This is a post about skating terminology a lot of coaches use. I thought I'd introduce it for the skater who may hear something in a group or private lesson and not understand it.
Most of skating is on curves. Very little is on straight lines. It's a convention that the curve you skate on is called 'the circle'. It doesn't matter if you're not actually completely skating in a circle. What counts is that you're skating on a curve that is part of a larger imaginary circle. The term 'the circle' for curves originates with compulsory figures, where skating was done on large joined circles.
Sometimes your coach may say something like, "Face into the circle," or, "Put your free leg in the circle in that turn." What does the coach mean?

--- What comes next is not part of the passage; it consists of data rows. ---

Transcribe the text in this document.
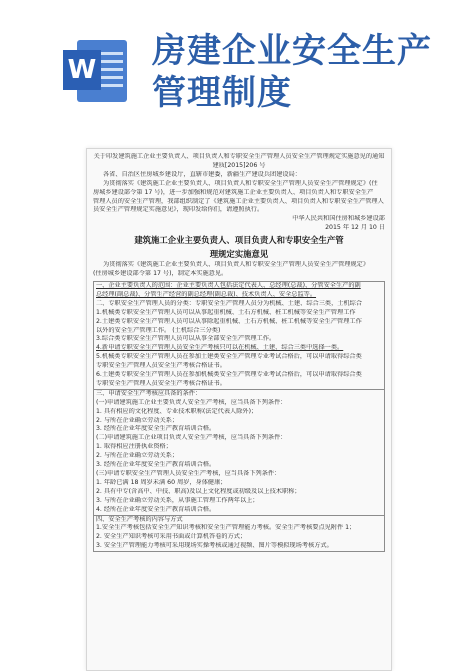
W 房建企业安全生产
管理制度

关于印发建筑施工企业主要负责人、项目负责人和专职安全生产管理人员安全生产管理规定实施意见的通知

建质[2015]206 号

各省、自治区住房城乡建设厅，直辖市建委，新疆生产建设兵团建设局：

为贯彻落实《建筑施工企业主要负责人、项目负责人和专职安全生产管理人员安全生产管理规定》(住

房城乡建设部令第 17 号)，进一步加强和规范对建筑施工企业主要负责人、项目负责人和专职安全生产

管理人员的安全生产管理，我部组织制定了《建筑施工企业主要负责人、项目负责人和专职安全生产管理人

员安全生产管理规定实施意见》，现印发给你们，请遵照执行。

中华人民共和国住房和城乡建设部

2015 年 12 月 10 日

建筑施工企业主要负责人、项目负责人和专职安全生产管

理规定实施意见

为贯彻落实《建筑施工企业主要负责人、项目负责人和专职安全生产管理人员安全生产管理规定》

(住房城乡建设部令第 17 号)，制定本实施意见。

一、企业主要负责人的范围：企业主要负责人包括法定代表人、总经理(总裁)、分管安全生产的副

总经理(副总裁)、分管生产经营的副总经理(副总裁)、技术负责人、安全总监等。

二、专职安全生产管理人员的分类：专职安全生产管理人员分为机械、土建、综合三类，土机综合

1.机械类专职安全生产管理人员可以从事起重机械、土石方机械、桩工机械等安全生产管理工作

2.土建类专职安全生产管理人员可以从事除起重机械、土石方机械、桩工机械等安全生产管理工作

以外的安全生产管理工作。 (土机综合三分类)

3.综合类专职安全生产管理人员可以从事全部安全生产管理工作。

4.新申请专职安全生产管理人员安全生产考核只可以在机械、土建、综合三类中选择一类。

5.机械类专职安全生产管理人员在参加土建类安全生产管理专业考试合格后，可以申请取得综合类

专职安全生产管理人员安全生产考核合格证书。

6.土建类专职安全生产管理人员在参加机械类安全生产管理专业考试合格后，可以申请取得综合类

专职安全生产管理人员安全生产考核合格证书。

三、申请安全生产考核应具备的条件：

(一)申请建筑施工企业主要负责人安全生产考核，应当具备下列条件：

1. 具有相应的文化程度、专业技术职称(法定代表人除外)；

2. 与所在企业确立劳动关系；

3. 经所在企业年度安全生产教育培训合格。

(二)申请建筑施工企业项目负责人安全生产考核，应当具备下列条件：

1. 取得相应注册执业资格；

2. 与所在企业确立劳动关系；

3. 经所在企业年度安全生产教育培训合格。

(三)申请专职安全生产管理人员安全生产考核，应当具备下列条件：

1. 年龄已满 18 周岁未满 60 周岁，身体健康；

2. 具有中专(含高中、中技、职高)及以上文化程度或初级及以上技术职称；

3. 与所在企业确立劳动关系，从事施工管理工作两年以上；

4. 经所在企业年度安全生产教育培训合格。

四、安全生产考核的内容与方式

1.安全生产考核包括安全生产知识考核和安全生产管理能力考核。安全生产考核要点见附件 1；

2. 安全生产知识考核可采用书面或计算机答卷的方式；

3. 安全生产管理能力考核可采用现场实操考核或通过视频、图片等模拟现场考核方式。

Fortunately, I was able to find a photo that can help illustrate that point.
Here's what facing 'into the circle' looks like.

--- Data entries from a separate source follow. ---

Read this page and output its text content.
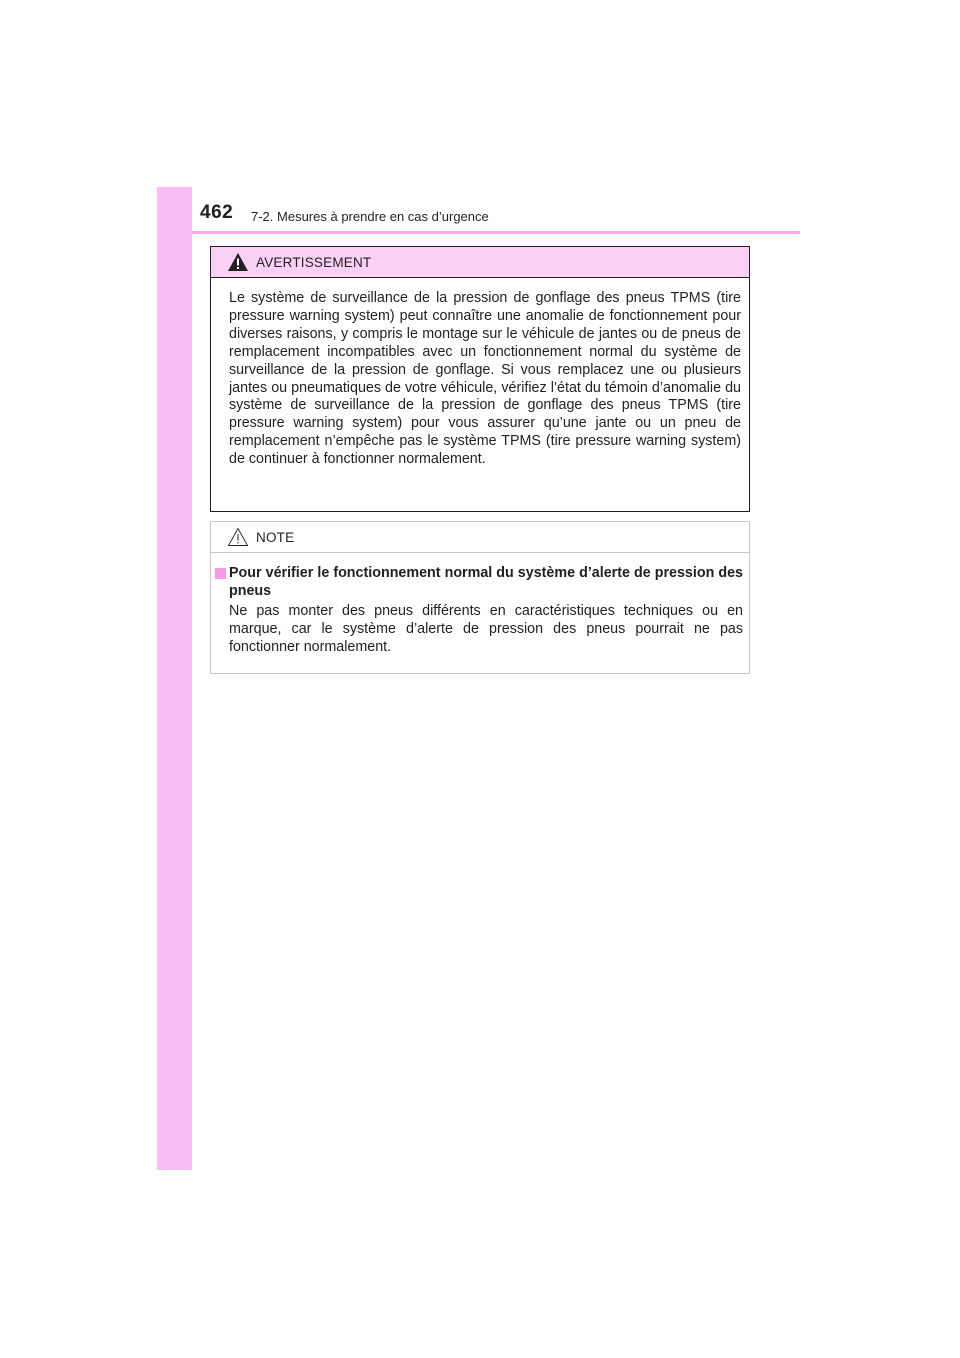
462 7-2. Mesures à prendre en cas d’urgence
AVERTISSEMENT

Le système de surveillance de la pression de gonflage des pneus TPMS (tire pressure warning system) peut connaître une anomalie de fonctionnement pour diverses raisons, y compris le montage sur le véhicule de jantes ou de pneus de remplacement incompatibles avec un fonctionnement normal du système de surveillance de la pression de gonflage. Si vous remplacez une ou plusieurs jantes ou pneumatiques de votre véhicule, vérifiez l’état du témoin d’anomalie du système de surveillance de la pression de gonflage des pneus TPMS (tire pressure warning system) pour vous assurer qu’une jante ou un pneu de remplacement n’empêche pas le système TPMS (tire pressure warning system) de continuer à fonctionner normalement.

NOTE

Pour vérifier le fonctionnement normal du système d’alerte de pression des pneus

Ne pas monter des pneus différents en caractéristiques techniques ou en marque, car le système d’alerte de pression des pneus pourrait ne pas fonctionner normalement.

If you were to see this picture with the girl's backs to the circle, that's called 'facing out of the circle.'
Note that their arms are 'on the circle'.

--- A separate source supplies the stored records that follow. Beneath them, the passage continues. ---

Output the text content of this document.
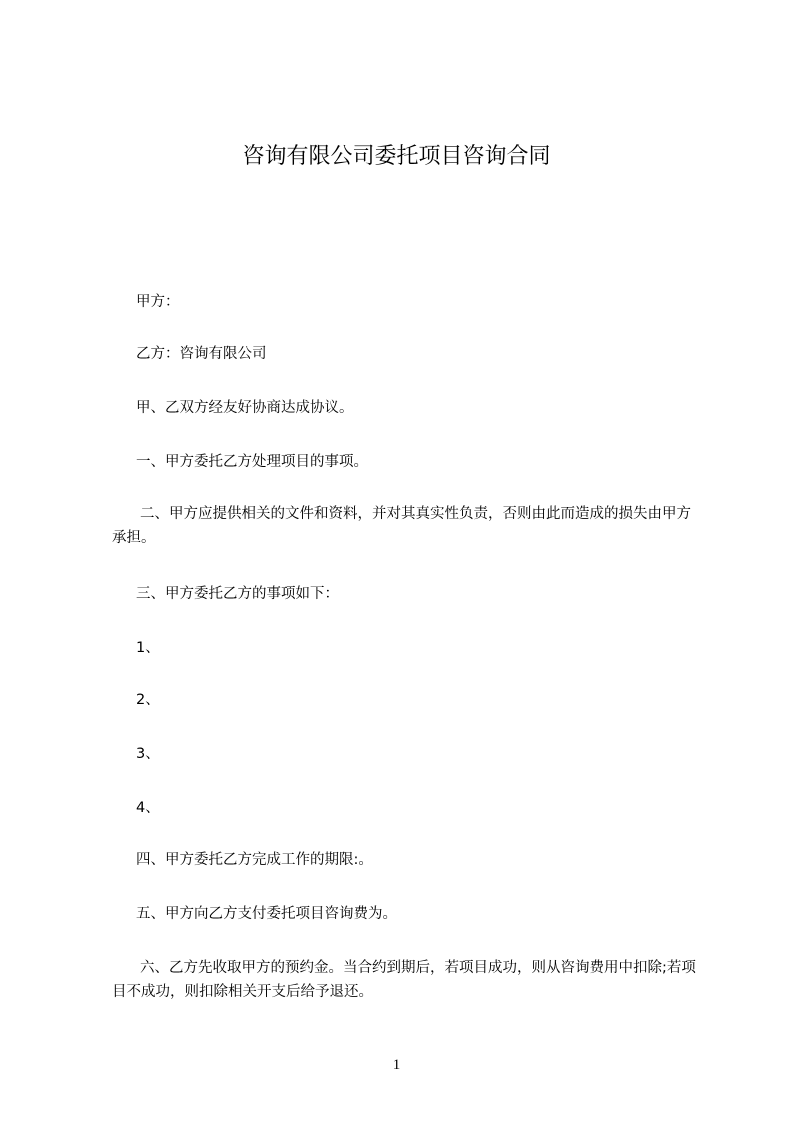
咨询有限公司委托项目咨询合同

甲方：

乙方：咨询有限公司

甲、乙双方经友好协商达成协议。

一、甲方委托乙方处理项目的事项。

二、甲方应提供相关的文件和资料，并对其真实性负责，否则由此而造成的损失由甲方承担。

三、甲方委托乙方的事项如下：

1、

2、

3、

4、

四、甲方委托乙方完成工作的期限:。

五、甲方向乙方支付委托项目咨询费为。

六、乙方先收取甲方的预约金。当合约到期后，若项目成功，则从咨询费用中扣除;若项目不成功，则扣除相关开支后给予退还。

1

Suppose your coach wants you to put your forward arm 'inside the circle'? If you're skating clockwise as the girls are in the picture above (I think they're skating forward, though the more I look at it they may be skating backwards--just assume for argument they're going forward), you'll move your left arm so it points at an angle away from the 'line of the circle,' but towards the center. Most times coaches don't want you to point directly at the center of the circle, but just to put your arm inside the circle a little.
What about 'outside the circle'?
One of the prominent places where 'outside the circle' becomes most obvious is when a skater does an 'outside spread eagle'. They will actually appear to be leaning into the circle, but facing out of the circle.